An additional area of interest is the coding process for new medical technologies. Small, innovative medical device companies often encounter significant difficulty in interacting with medical specialty societies when attempting to acquire appropriate procedure codes. In 2008, the industry will work to ensure that this process presents small companies fair and equal treatment when applying for codes.
Market Access
Access to critical markets in the device industry is another issue that will remain a challenge for small companies in 2008. Medical technology entrepreneurs are faced with a healthcare purchasing marketplace that is dominated by a handful of group purchasing organizations (GPOs) that receive billions in fees from the companies whose products they are charged with evaluating. While group buying can be pro-competitive and efficient, the way that certain GPOs currently conduct group buying in the healthcare marketplace limits competition and innovation, and it does not always provide savings to the healthcare system.

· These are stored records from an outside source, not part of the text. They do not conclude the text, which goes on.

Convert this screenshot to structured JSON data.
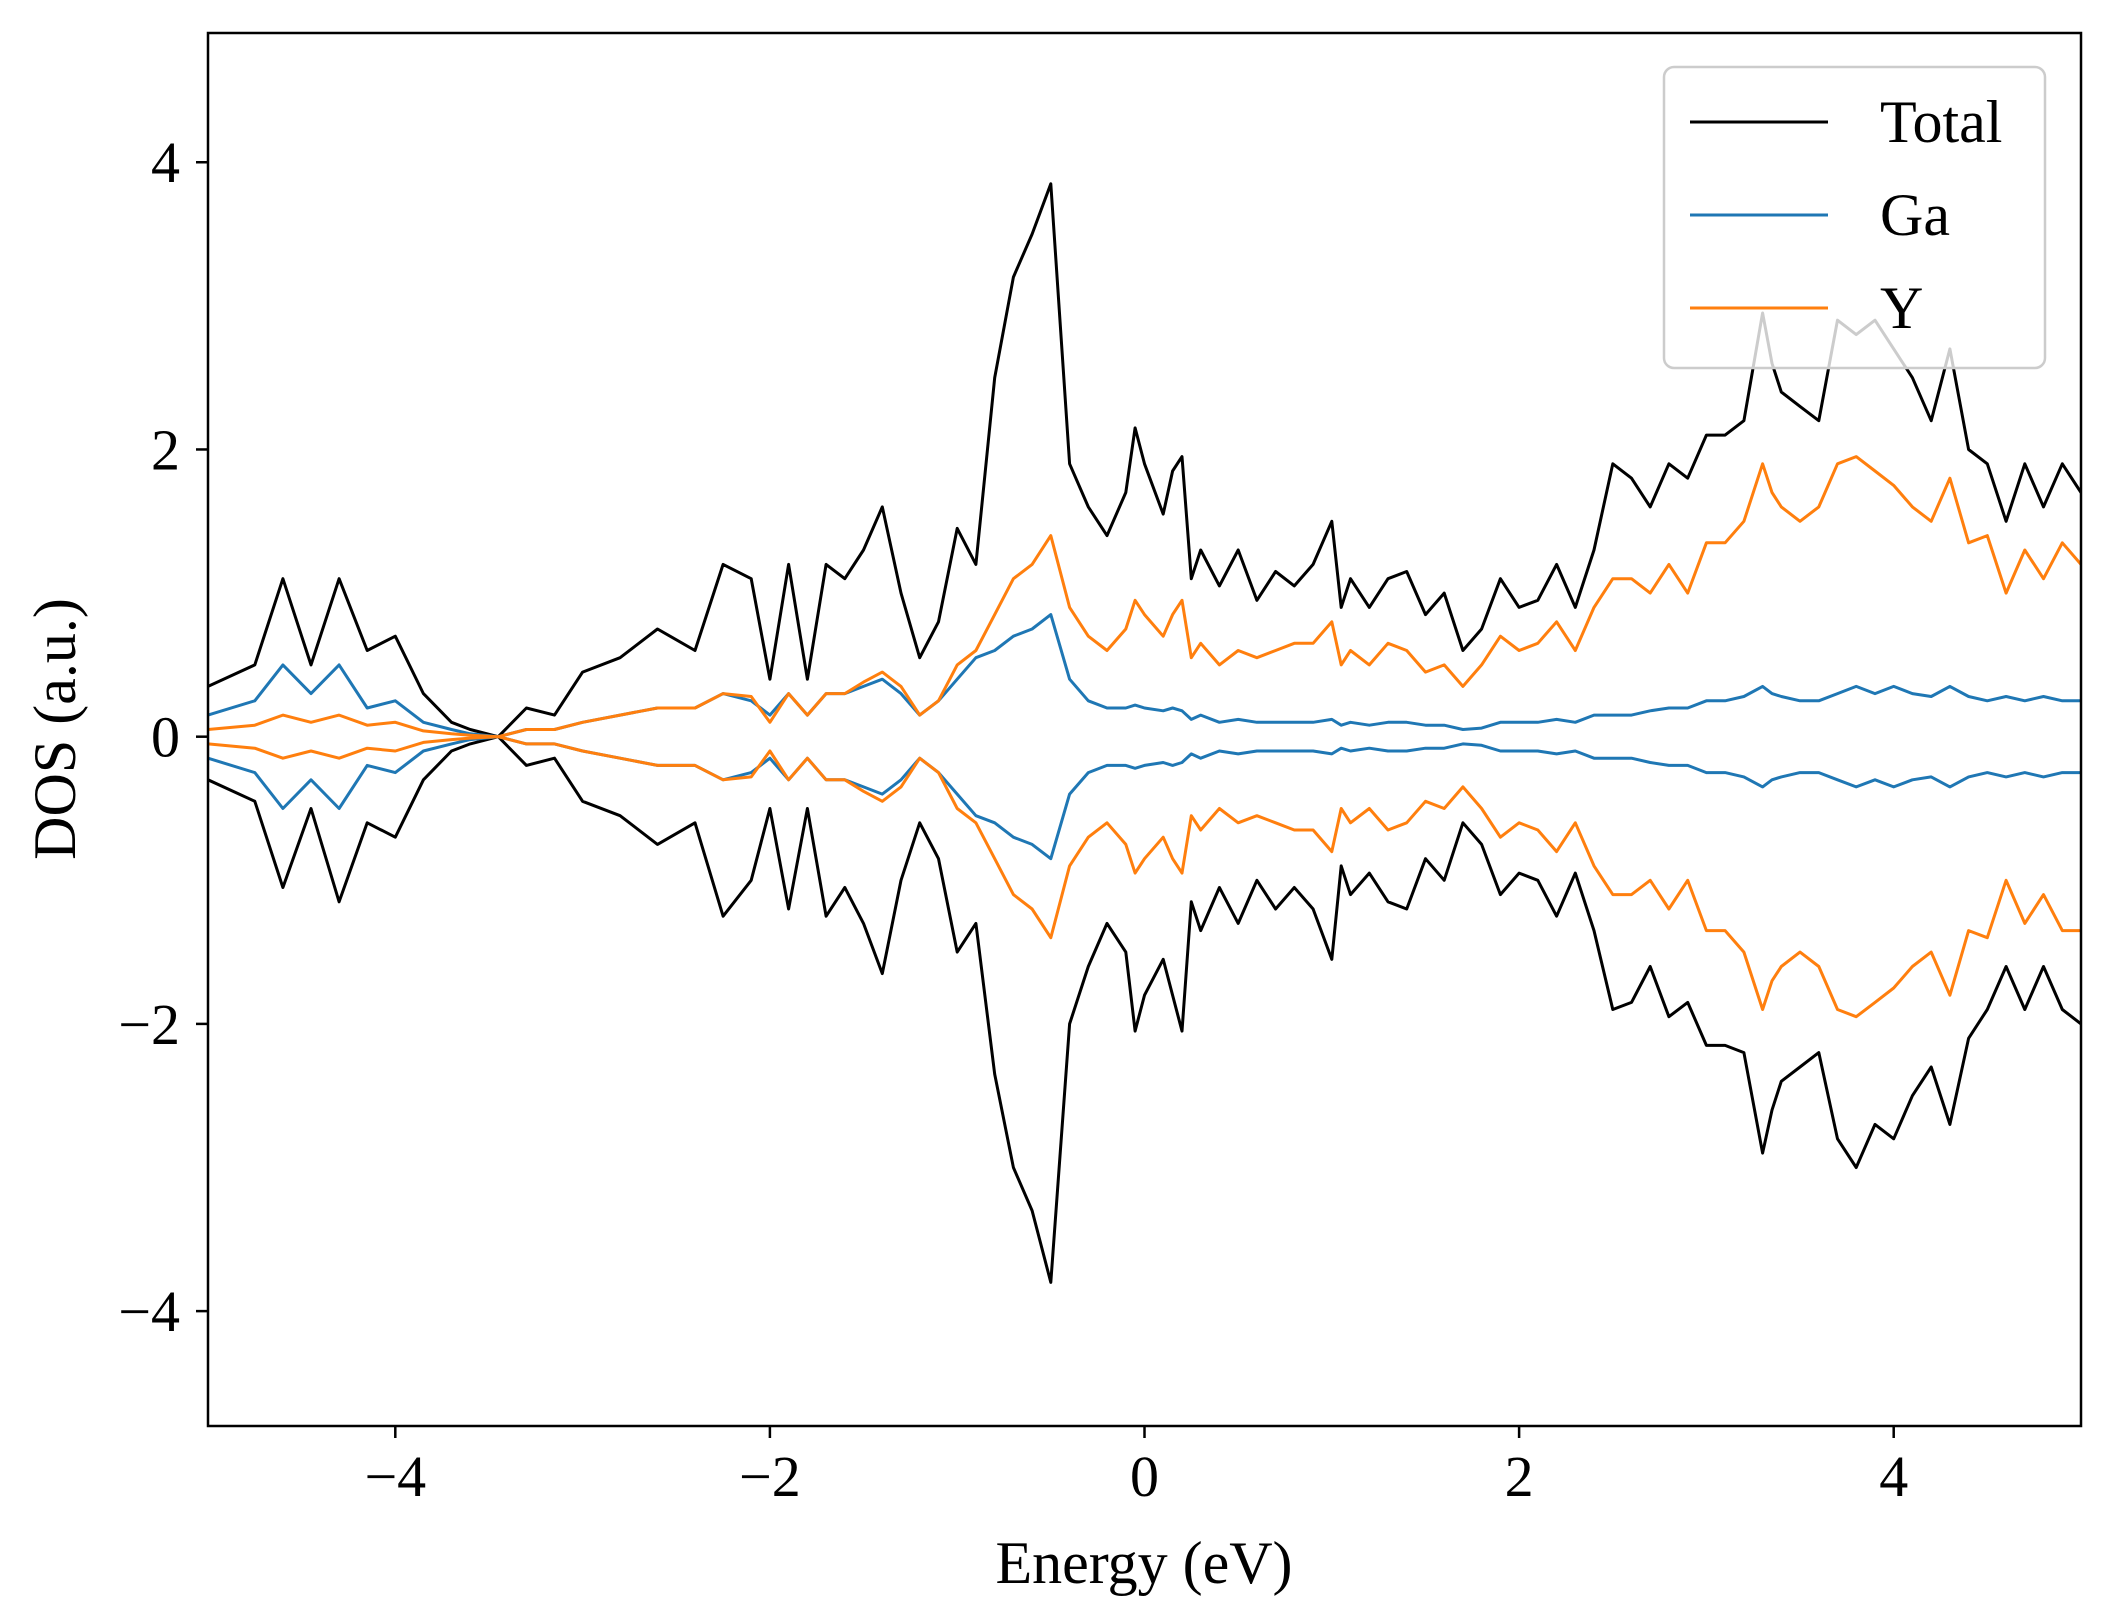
{
  "chart_data": {
    "type": "line",
    "title": "",
    "xlabel": "Energy (eV)",
    "ylabel": "DOS (a.u.)",
    "xlim": [
      -5,
      5
    ],
    "ylim": [
      -4.8,
      4.9
    ],
    "xticks": [
      -4,
      -2,
      0,
      2,
      4
    ],
    "xtick_labels": [
      "−4",
      "−2",
      "0",
      "2",
      "4"
    ],
    "yticks": [
      4,
      2,
      0,
      -2,
      -4
    ],
    "ytick_labels": [
      "4",
      "2",
      "0",
      "−2",
      "−4"
    ],
    "grid": false,
    "legend_position": "top-right",
    "x": [
      -5.0,
      -4.75,
      -4.6,
      -4.45,
      -4.3,
      -4.15,
      -4.0,
      -3.85,
      -3.7,
      -3.6,
      -3.45,
      -3.3,
      -3.15,
      -3.0,
      -2.8,
      -2.6,
      -2.4,
      -2.25,
      -2.1,
      -2.0,
      -1.9,
      -1.8,
      -1.7,
      -1.6,
      -1.5,
      -1.4,
      -1.3,
      -1.2,
      -1.1,
      -1.0,
      -0.9,
      -0.8,
      -0.7,
      -0.6,
      -0.5,
      -0.4,
      -0.3,
      -0.2,
      -0.1,
      -0.05,
      0.0,
      0.1,
      0.15,
      0.2,
      0.25,
      0.3,
      0.4,
      0.5,
      0.6,
      0.7,
      0.8,
      0.9,
      1.0,
      1.05,
      1.1,
      1.2,
      1.3,
      1.4,
      1.5,
      1.6,
      1.7,
      1.8,
      1.9,
      2.0,
      2.1,
      2.2,
      2.3,
      2.4,
      2.5,
      2.6,
      2.7,
      2.8,
      2.9,
      3.0,
      3.1,
      3.2,
      3.3,
      3.35,
      3.4,
      3.5,
      3.6,
      3.7,
      3.8,
      3.9,
      4.0,
      4.1,
      4.2,
      4.3,
      4.4,
      4.5,
      4.6,
      4.7,
      4.8,
      4.9,
      5.0
    ],
    "series": [
      {
        "name": "Total",
        "color": "#000000",
        "values": [
          0.35,
          0.5,
          1.1,
          0.5,
          1.1,
          0.6,
          0.7,
          0.3,
          0.1,
          0.05,
          0.0,
          0.2,
          0.15,
          0.45,
          0.55,
          0.75,
          0.6,
          1.2,
          1.1,
          0.4,
          1.2,
          0.4,
          1.2,
          1.1,
          1.3,
          1.6,
          1.0,
          0.55,
          0.8,
          1.45,
          1.2,
          2.5,
          3.2,
          3.5,
          3.85,
          1.9,
          1.6,
          1.4,
          1.7,
          2.15,
          1.9,
          1.55,
          1.85,
          1.95,
          1.1,
          1.3,
          1.05,
          1.3,
          0.95,
          1.15,
          1.05,
          1.2,
          1.5,
          0.9,
          1.1,
          0.9,
          1.1,
          1.15,
          0.85,
          1.0,
          0.6,
          0.75,
          1.1,
          0.9,
          0.95,
          1.2,
          0.9,
          1.3,
          1.9,
          1.8,
          1.6,
          1.9,
          1.8,
          2.1,
          2.1,
          2.2,
          2.95,
          2.6,
          2.4,
          2.3,
          2.2,
          2.9,
          2.8,
          2.9,
          2.7,
          2.5,
          2.2,
          2.7,
          2.0,
          1.9,
          1.5,
          1.9,
          1.6,
          1.9,
          1.7
        ]
      },
      {
        "name": "Ga",
        "color": "#1f77b4",
        "values": [
          0.15,
          0.25,
          0.5,
          0.3,
          0.5,
          0.2,
          0.25,
          0.1,
          0.05,
          0.02,
          0.0,
          0.05,
          0.05,
          0.1,
          0.15,
          0.2,
          0.2,
          0.3,
          0.25,
          0.15,
          0.3,
          0.15,
          0.3,
          0.3,
          0.35,
          0.4,
          0.3,
          0.15,
          0.25,
          0.4,
          0.55,
          0.6,
          0.7,
          0.75,
          0.85,
          0.4,
          0.25,
          0.2,
          0.2,
          0.22,
          0.2,
          0.18,
          0.2,
          0.18,
          0.12,
          0.15,
          0.1,
          0.12,
          0.1,
          0.1,
          0.1,
          0.1,
          0.12,
          0.08,
          0.1,
          0.08,
          0.1,
          0.1,
          0.08,
          0.08,
          0.05,
          0.06,
          0.1,
          0.1,
          0.1,
          0.12,
          0.1,
          0.15,
          0.15,
          0.15,
          0.18,
          0.2,
          0.2,
          0.25,
          0.25,
          0.28,
          0.35,
          0.3,
          0.28,
          0.25,
          0.25,
          0.3,
          0.35,
          0.3,
          0.35,
          0.3,
          0.28,
          0.35,
          0.28,
          0.25,
          0.28,
          0.25,
          0.28,
          0.25,
          0.25
        ]
      },
      {
        "name": "Y",
        "color": "#ff7f0e",
        "values": [
          0.05,
          0.08,
          0.15,
          0.1,
          0.15,
          0.08,
          0.1,
          0.04,
          0.02,
          0.01,
          0.0,
          0.05,
          0.05,
          0.1,
          0.15,
          0.2,
          0.2,
          0.3,
          0.28,
          0.1,
          0.3,
          0.15,
          0.3,
          0.3,
          0.38,
          0.45,
          0.35,
          0.15,
          0.25,
          0.5,
          0.6,
          0.85,
          1.1,
          1.2,
          1.4,
          0.9,
          0.7,
          0.6,
          0.75,
          0.95,
          0.85,
          0.7,
          0.85,
          0.95,
          0.55,
          0.65,
          0.5,
          0.6,
          0.55,
          0.6,
          0.65,
          0.65,
          0.8,
          0.5,
          0.6,
          0.5,
          0.65,
          0.6,
          0.45,
          0.5,
          0.35,
          0.5,
          0.7,
          0.6,
          0.65,
          0.8,
          0.6,
          0.9,
          1.1,
          1.1,
          1.0,
          1.2,
          1.0,
          1.35,
          1.35,
          1.5,
          1.9,
          1.7,
          1.6,
          1.5,
          1.6,
          1.9,
          1.95,
          1.85,
          1.75,
          1.6,
          1.5,
          1.8,
          1.35,
          1.4,
          1.0,
          1.3,
          1.1,
          1.35,
          1.2
        ]
      }
    ],
    "mirrored_negative": true,
    "negative_branch_note_values": {
      "Total": [
        -0.3,
        -0.45,
        -1.05,
        -0.5,
        -1.15,
        -0.6,
        -0.7,
        -0.3,
        -0.1,
        -0.05,
        0.0,
        -0.2,
        -0.15,
        -0.45,
        -0.55,
        -0.75,
        -0.6,
        -1.25,
        -1.0,
        -0.5,
        -1.2,
        -0.5,
        -1.25,
        -1.05,
        -1.3,
        -1.65,
        -1.0,
        -0.6,
        -0.85,
        -1.5,
        -1.3,
        -2.35,
        -3.0,
        -3.3,
        -3.8,
        -2.0,
        -1.6,
        -1.3,
        -1.5,
        -2.05,
        -1.8,
        -1.55,
        -1.8,
        -2.05,
        -1.15,
        -1.35,
        -1.05,
        -1.3,
        -1.0,
        -1.2,
        -1.05,
        -1.2,
        -1.55,
        -0.9,
        -1.1,
        -0.95,
        -1.15,
        -1.2,
        -0.85,
        -1.0,
        -0.6,
        -0.75,
        -1.1,
        -0.95,
        -1.0,
        -1.25,
        -0.95,
        -1.35,
        -1.9,
        -1.85,
        -1.6,
        -1.95,
        -1.85,
        -2.15,
        -2.15,
        -2.2,
        -2.9,
        -2.6,
        -2.4,
        -2.3,
        -2.2,
        -2.8,
        -3.0,
        -2.7,
        -2.8,
        -2.5,
        -2.3,
        -2.7,
        -2.1,
        -1.9,
        -1.6,
        -1.9,
        -1.6,
        -1.9,
        -2.0
      ],
      "Ga": [
        -0.15,
        -0.25,
        -0.5,
        -0.3,
        -0.5,
        -0.2,
        -0.25,
        -0.1,
        -0.05,
        -0.02,
        0.0,
        -0.05,
        -0.05,
        -0.1,
        -0.15,
        -0.2,
        -0.2,
        -0.3,
        -0.25,
        -0.15,
        -0.3,
        -0.15,
        -0.3,
        -0.3,
        -0.35,
        -0.4,
        -0.3,
        -0.15,
        -0.25,
        -0.4,
        -0.55,
        -0.6,
        -0.7,
        -0.75,
        -0.85,
        -0.4,
        -0.25,
        -0.2,
        -0.2,
        -0.22,
        -0.2,
        -0.18,
        -0.2,
        -0.18,
        -0.12,
        -0.15,
        -0.1,
        -0.12,
        -0.1,
        -0.1,
        -0.1,
        -0.1,
        -0.12,
        -0.08,
        -0.1,
        -0.08,
        -0.1,
        -0.1,
        -0.08,
        -0.08,
        -0.05,
        -0.06,
        -0.1,
        -0.1,
        -0.1,
        -0.12,
        -0.1,
        -0.15,
        -0.15,
        -0.15,
        -0.18,
        -0.2,
        -0.2,
        -0.25,
        -0.25,
        -0.28,
        -0.35,
        -0.3,
        -0.28,
        -0.25,
        -0.25,
        -0.3,
        -0.35,
        -0.3,
        -0.35,
        -0.3,
        -0.28,
        -0.35,
        -0.28,
        -0.25,
        -0.28,
        -0.25,
        -0.28,
        -0.25,
        -0.25
      ],
      "Y": [
        -0.05,
        -0.08,
        -0.15,
        -0.1,
        -0.15,
        -0.08,
        -0.1,
        -0.04,
        -0.02,
        -0.01,
        0.0,
        -0.05,
        -0.05,
        -0.1,
        -0.15,
        -0.2,
        -0.2,
        -0.3,
        -0.28,
        -0.1,
        -0.3,
        -0.15,
        -0.3,
        -0.3,
        -0.38,
        -0.45,
        -0.35,
        -0.15,
        -0.25,
        -0.5,
        -0.6,
        -0.85,
        -1.1,
        -1.2,
        -1.4,
        -0.9,
        -0.7,
        -0.6,
        -0.75,
        -0.95,
        -0.85,
        -0.7,
        -0.85,
        -0.95,
        -0.55,
        -0.65,
        -0.5,
        -0.6,
        -0.55,
        -0.6,
        -0.65,
        -0.65,
        -0.8,
        -0.5,
        -0.6,
        -0.5,
        -0.65,
        -0.6,
        -0.45,
        -0.5,
        -0.35,
        -0.5,
        -0.7,
        -0.6,
        -0.65,
        -0.8,
        -0.6,
        -0.9,
        -1.1,
        -1.1,
        -1.0,
        -1.2,
        -1.0,
        -1.35,
        -1.35,
        -1.5,
        -1.9,
        -1.7,
        -1.6,
        -1.5,
        -1.6,
        -1.9,
        -1.95,
        -1.85,
        -1.75,
        -1.6,
        -1.5,
        -1.8,
        -1.35,
        -1.4,
        -1.0,
        -1.3,
        -1.1,
        -1.35,
        -1.35
      ]
    }
  }
}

In any free market, unfettered competition provides the best incentive for continued innovation and keeps product prices low. However, by entering into long-term, bundled or exclusive contracts with a handful of the largest medical technology manufacturers in exchange for millions in fees, GPOs are limiting competition and removing the incentive to innovate. As a result, patients are deprived of the latest advances in medical care when entrepreneurs are denied open and fair access to the healthcare marketplace.
Several developments transpired in 2007 that further suggested the impropriety expounded by GPOs. In the fall, the New York Times reported that a “qui-tam” action filed by a former GPO employee was unsealed, revealing serious allegations of inappropriate conduct and defrauding of federal health programs, including Medicare, by the GPO.
In 2008, the industry will continue to work with Congress to ensure that all companies have the ability to gain access to the hospital marketplace and that the GPOs’ perverse funding mechanism is reformed.
* * *
Although the country will be electing a new president this year, Congress will remain active in a variety of areas impacting the device industry. Moving forward, it is critical that you and your company engage in local or national trade associations to ensure that your voice and perspective are represented. Our industry improves lives, creates jobs and is a key driver of the US economy. Let’s make sure Washington is reminded of that in 2008.